OK, finally a bit of progress. If you remember back in October 2003 I
reported:
> One-line summary: plug-in your USB keyboard, see your machine die.
> So, I have this non-name USB keyboard (with built-in 2-port USB
> hub) which reliably crashes 2.6.0-test{8,9} on both x86 and ia64.
> In retrospect, it's clear to me that the same keyboard also
> occasionally crashes 2.4 kernels, but there the problem appears
> more seldom.
Specifically, after upgrading to 2.6.4-rc2, _all_ of the ia64 machines
I tested would crash as soon as they had _any_ USB keyboard plugged
in. That is, the problem no longer was limited to the BTC keyboard,
which is special because it has a built-in hub. This was encouraging.
Turns out it's this patch that was causing the crashes:
http://linux.bkbits.net:8080/linux-2.5/cset@xxxxxxxxxxx
That was strange, because even to my USB-untrained eye the patch
looked obviously correct. However, I think the root cause of the
problem really has to do with a race-condition between the controller
and the driver. In particular, if I apply the patch below, my USB
keyboards (including the BTC keyboard) work just fine!
...
- ed->tick = OHCI_FRAME_NO(ohci->hcca) + 1;
+ ed->tick = OHCI_FRAME_NO(ohci->hcca) + 2;
However, I think the root-cause of the problem may be this optimization
in ohci_irq():
/* we can eliminate a (slow) readl() if _only_ WDH caused this irq */
Indeed, if I apply this patch instead:
...
/* we can eliminate a (slow) readl() if _only_ WDH caused this irq */
- if ((ohci->hcca->done_head != 0)
+ if (0 && (ohci->hcca->done_head != 0)
...
there are no crashes either.
So my theory is that I was seeing this sequence of events:
- HCD signals WDH interrupt & sends DMA to update the frame number in
the host-controller communication area (HCCA)
- host gets interrupt, but skips readl() and hence reads a stale
frame number N instead of the up-to-date value (N+1)
- HCD cancels a transfer descriptor (TD), moves it to the "remove list"
and calculates the frame number at which it can be remove from
the host-controller's list as N+1
- SOF interrupt arrives (probably was pending already?)

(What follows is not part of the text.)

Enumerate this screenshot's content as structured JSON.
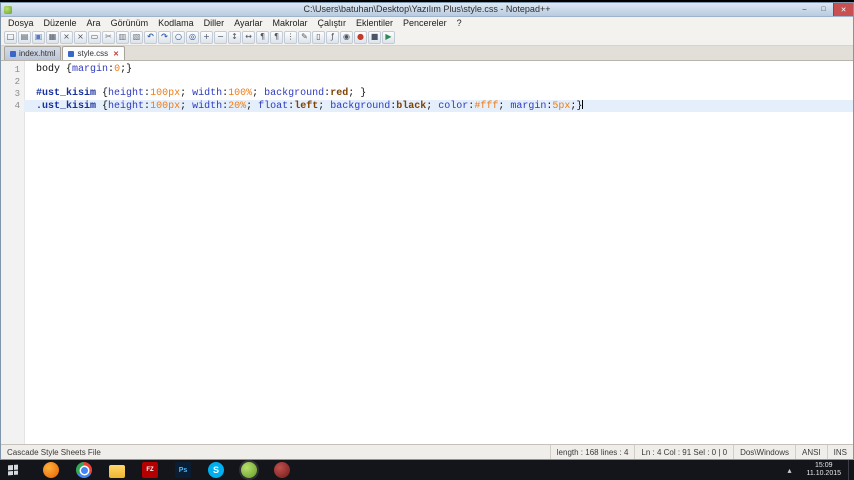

- interrupt handler does a readl() and now sees the updated
frame-number N+1
- HCD sees that the cancelled TD's time stamp N+1 is <= the current
current time stamp (N+1) and goes ahead and removes it from the
host-list, while the controller is still looking at the entry being
removed
- HCD ends up dereferencing a bad pointer and ends up reading from
address 0xf0000000, which on our ia64 machines is a read-only area,
which then results in a machine-check abort
Does this sound plausible?
What beats me is why UHCI would have the same issue. I know even less
about UHCI than I do about OHCI but perhaps there is a similar
problem.
--david